The ConDems say they’re looking at our extradition arrangements, but I very much doubt they have the will or the ability to right this massive and self-evident wrong that was yet another fantastic bequest from Labour. Perhaps more to the point, the same civil servants who lovingly gold-plated the whole thing in the first place are now, presumably, in charge of reviewing the arrangements.
Blunkett, who first signed off the EAW is unruffled about the perverse outcomes:
Mr Blunkett said: “I was right, as Home Secretary in the post-9/11 era, to agree to the European Arrest Warrant, but I was insufficiently sensitive to how it might be used.”.
This is just another reason why I just loathe Labour, and every single one of their supporters, for what they have done to the country I was born in.
I’ve already written to my MP about this, and as soon as Parliament is back in session, I’ll be hounding him for a response.
Do the same, make some fucking noise.
AJ
UPDATE: I wonder why I fucking bother, when DK comes along to remind us why he’s a leading libertarian blogger & I’m a useless cunt with copy & paste buttons.
Does this or any other crap they have come up with, or subjected us to, suprise you anymore? Because it doesn’t suprise me, I just feel numb when I hear about such matters.
Oh no, none of it surprises me, but it still infuriates me.
Ray Charles could have seen that coming.

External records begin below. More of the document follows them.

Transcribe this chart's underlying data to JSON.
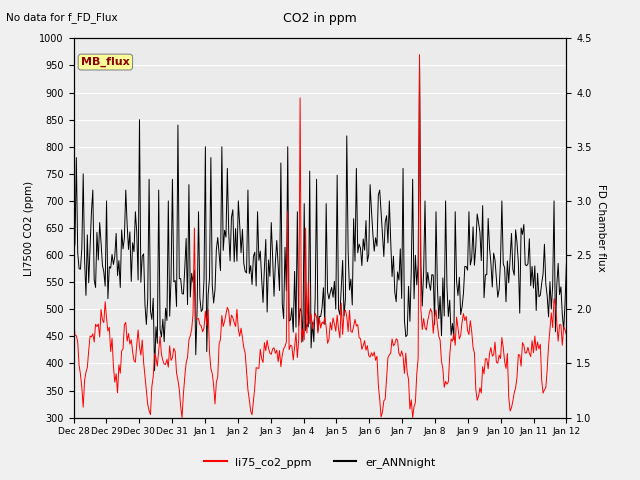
{
  "title": "CO2 in ppm",
  "subtitle": "No data for f_FD_Flux",
  "ylabel_left": "LI7500 CO2 (ppm)",
  "ylabel_right": "FD Chamber flux",
  "ylim_left": [
    300,
    1000
  ],
  "ylim_right": [
    1.0,
    4.5
  ],
  "yticks_left": [
    300,
    350,
    400,
    450,
    500,
    550,
    600,
    650,
    700,
    750,
    800,
    850,
    900,
    950,
    1000
  ],
  "yticks_right": [
    1.0,
    1.5,
    2.0,
    2.5,
    3.0,
    3.5,
    4.0,
    4.5
  ],
  "legend_labels": [
    "li75_co2_ppm",
    "er_ANNnight"
  ],
  "legend_colors": [
    "red",
    "black"
  ],
  "mb_flux_label": "MB_flux",
  "tick_labels": [
    "Dec 28",
    "Dec 29",
    "Dec 30",
    "Dec 31",
    "Jan 1",
    "Jan 2",
    "Jan 3",
    "Jan 4",
    "Jan 5",
    "Jan 6",
    "Jan 7",
    "Jan 8",
    "Jan 9",
    "Jan 10",
    "Jan 11",
    "Jan 12"
  ],
  "fig_width": 6.4,
  "fig_height": 4.8,
  "dpi": 100
}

If the Cobbleition weren’t expecting it then they’re even more useless than I’d imagined they would be, and I thought they’d be pretty fucking useless.
It was a LibDem, Graham Watson, who was the chief architect of this monster.
It always amuses me that the clowns who are always keen to take the high moral ground, Labour and the LibDems, turn out to be the most vile hypocrites.
God, I hate them.
Mr Blunkett said: “I was right, as Home Secretary in the post-9/11 era, to agree to the European Arrest Warrant, but I was insufficiently sensitive to how it might be used.”.
No you weren’t. you were wrong and you were a cunt. Sadly, I can’t see the present government having the stones to do anything about it. They talked about repatriating powers from the EU – well this is a very easy and high profile win if they had the bollocks to do it. I aint holding my breath.
jimmers
PS did i mention that I believed Blunkett was an authoritarian cunt and whatever he recommended was bollocks and should be repealed?